Culture Clash: Wedding Planning – China vs Germany


Calendar august wedding China

I wanted to scream, I wanted to bang my head against a wall, I wanted to explode. The six month mark to the date of my wedding had just passed and I was freaking out. You see, for all the interesting, bemusing and incredible cultural aspects of China I get to experience by being in an intercultural relationship, there is the dark side; some aspects of local culture my German-wired brain simply cannot wrap its head around. One of them is organising. We love organising, us Germans. Ask anyone anywhere who has ever worked with a German, and they will respond in a fashion similar to the following: “What, oh Germans? Yeah, yeah, great cars. Very organised people.” As I said to Mr. Li in one of our conversation in which I was trying to explain my rather sudden bouts of bridezilla syndrome: “Germans love organising so much they want to have babies with it, little organising babies.” Incidentally, he found that image rather comical, which helped to deflect the approaching conflict. But there it is. Organising and Germans, the greatest love story since Kate & Leo.

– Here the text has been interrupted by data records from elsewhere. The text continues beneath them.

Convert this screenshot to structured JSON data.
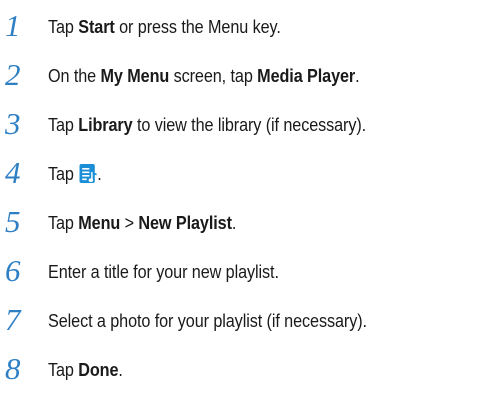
{
  "steps": [
    {
      "num": "1",
      "a": "Tap ",
      "b": "Start",
      "c": " or press the Menu key."
    },
    {
      "num": "2",
      "a": "On the ",
      "b": "My Menu",
      "c": " screen, tap ",
      "d": "Media Player",
      "e": "."
    },
    {
      "num": "3",
      "a": "Tap ",
      "b": "Library",
      "c": " to view the library (if necessary)."
    },
    {
      "num": "4",
      "a": "Tap",
      "icon": "playlist-icon",
      "c": "."
    },
    {
      "num": "5",
      "a": "Tap ",
      "b": "Menu",
      "c": " > ",
      "d": "New Playlist",
      "e": "."
    },
    {
      "num": "6",
      "a": "Enter a title for your new playlist."
    },
    {
      "num": "7",
      "a": "Select a photo for your playlist (if necessary)."
    },
    {
      "num": "8",
      "a": "Tap ",
      "b": "Done",
      "c": "."
    }
  ],
  "colors": {
    "step_number": "#2f7fc4",
    "icon_bg": "#1a8fd8",
    "icon_fg": "#ffffff"
  }
}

Now, I am a bit of peculiarity, which I blame on my English heritage (though Mr.Li I am sure would hold my scatter brain responsible). When it comes to organising I seem to have slight schizophrenic tendencies. If my brain deems something only minorly important or can justify procrastination on getting it organised, I will for the life of me not get my s…tuff together. However, if anything shows up on my priority radar, then I kick into über-organising mode, which in all honesty is probably a speck scary. I will get obsessed with organising a task and want to complete it immediately. Yes, in elementary school I was that loser who finished her homework for the entire week on the first day when we had our so-called “weekly task plans”. Later on, though, my split organising personality appeared. As soon as any science except math was involved, organising monster would mysteriously crawl into a cave only to be seen again when the next art project began.

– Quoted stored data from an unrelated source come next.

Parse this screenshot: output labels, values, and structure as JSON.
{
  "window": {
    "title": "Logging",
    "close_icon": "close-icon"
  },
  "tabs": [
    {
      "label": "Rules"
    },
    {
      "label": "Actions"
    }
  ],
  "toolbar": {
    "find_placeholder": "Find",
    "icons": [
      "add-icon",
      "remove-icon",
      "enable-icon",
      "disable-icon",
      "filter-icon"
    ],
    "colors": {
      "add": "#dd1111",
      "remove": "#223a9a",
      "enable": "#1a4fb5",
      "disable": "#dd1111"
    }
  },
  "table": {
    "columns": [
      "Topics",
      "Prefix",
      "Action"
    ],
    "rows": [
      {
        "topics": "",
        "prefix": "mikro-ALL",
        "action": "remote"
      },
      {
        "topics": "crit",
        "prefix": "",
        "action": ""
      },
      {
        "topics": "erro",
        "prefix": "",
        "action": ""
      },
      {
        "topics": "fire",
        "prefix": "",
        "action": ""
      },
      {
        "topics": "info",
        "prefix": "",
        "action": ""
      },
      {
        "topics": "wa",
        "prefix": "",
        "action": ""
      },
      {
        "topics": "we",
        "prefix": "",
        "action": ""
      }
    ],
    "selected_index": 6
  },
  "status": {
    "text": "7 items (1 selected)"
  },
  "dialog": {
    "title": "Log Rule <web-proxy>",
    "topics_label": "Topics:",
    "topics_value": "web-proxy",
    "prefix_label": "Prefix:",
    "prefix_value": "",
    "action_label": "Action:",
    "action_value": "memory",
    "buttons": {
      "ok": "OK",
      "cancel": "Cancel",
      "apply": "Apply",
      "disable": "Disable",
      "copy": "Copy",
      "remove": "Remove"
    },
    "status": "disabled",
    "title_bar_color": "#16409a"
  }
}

As I mentioned right at the beginning of this blog, this Chinese wedding was initially not something me nor Mr. Li wanted but against gentle nudging from mother-in-law no one really stands a chance. She just wraps you right around her little finger. So after it was decided, I told myself there was no point in moping about it. If we are doing this wedding, we are doing it right! (Another one of those mottos I am sure was invented by a German). Hence, the Über-mode.

Chinese Organising Style

What this meant was that when we had decided this wedding was going to happen sometime in August last year, I would have loved to get the organising underway within a week. Alas, I had not considered the big, unmentionable C-word…cultural difference.
I am now going to drift into sweeping generalisations here. I apologise in advance. I would like to argue that a majority of Chinese people I have met are not into timely organising. I have come to this conclusion through countless interactions with Chinese clients, including government employees, all of which looked something like this: half a year in advance the project is discussed and broadly agreed upon. Then nothing happens. No necessary material is provided, no steps taken, in fact not one sound is made to suggest the project will come into fruition. Until about a week before the deadline, when you suddenly get a bunch of stuff thrown at your face plus the expectation that a project that should have been three months in the making will be completed within the next seven days. I am not saying this is terrible; I have actually observed quite a few interesting results from this way of doing business, the main one being that Chinese people are incredibly reactive. They are able to produce acceptable results in the shortest humanly possible amount of time. Hence, it is no surprise that the country is currently making headlines for building a 57-floor sky scraper from scratch in 19 days in Changsha, Hunan province. That should give you an impression of just how quickly Chinese people can come together to create something enormous.

Clash of the Titans

When this cultural trait does present a problem is the moment you combine it with the German über-organising mode. This will without fail turn into an explosive mixture. Both heads and tears will roll as these two very opposite worlds meet. I wanted to decide on a definite wedding location asap, after all wedding invitations could not go out without a wedding location and all my friends and family abroad needed to book their flights as soon as possible. Hence I turned into a really pushy bridezilla, while my Chinese family thought I had gone mad, after all there was still so much time to book the venue!

As if that was not enough friction, I almost had a heart attack, when MiL informed me that we should find a wedding planner only six weeks before the wedding. I almost passed out. Who on earth could arrange a wedding in such a short time?! Let me tell you who; Chinese people.

The additional problem that we face is the fact that I am not physically present in Hohhot, if I were, then I could swing my backside down to all those hotels, wedding planning companies and whatever party involved I have forgotten. However, since I am not around, my poor MiL has been schlepping herself around the city from one location to the other in search of the best place. And because she is such a nice person, she will of course check out every possible wedding location. I’m a terrible person.

However, I am happy to announce that despite the odd bit of drama, surprisingly through bouts of über-organising mode, it seems everything is slowly coming together; and there are still five months to go to the wedding. Touch wood!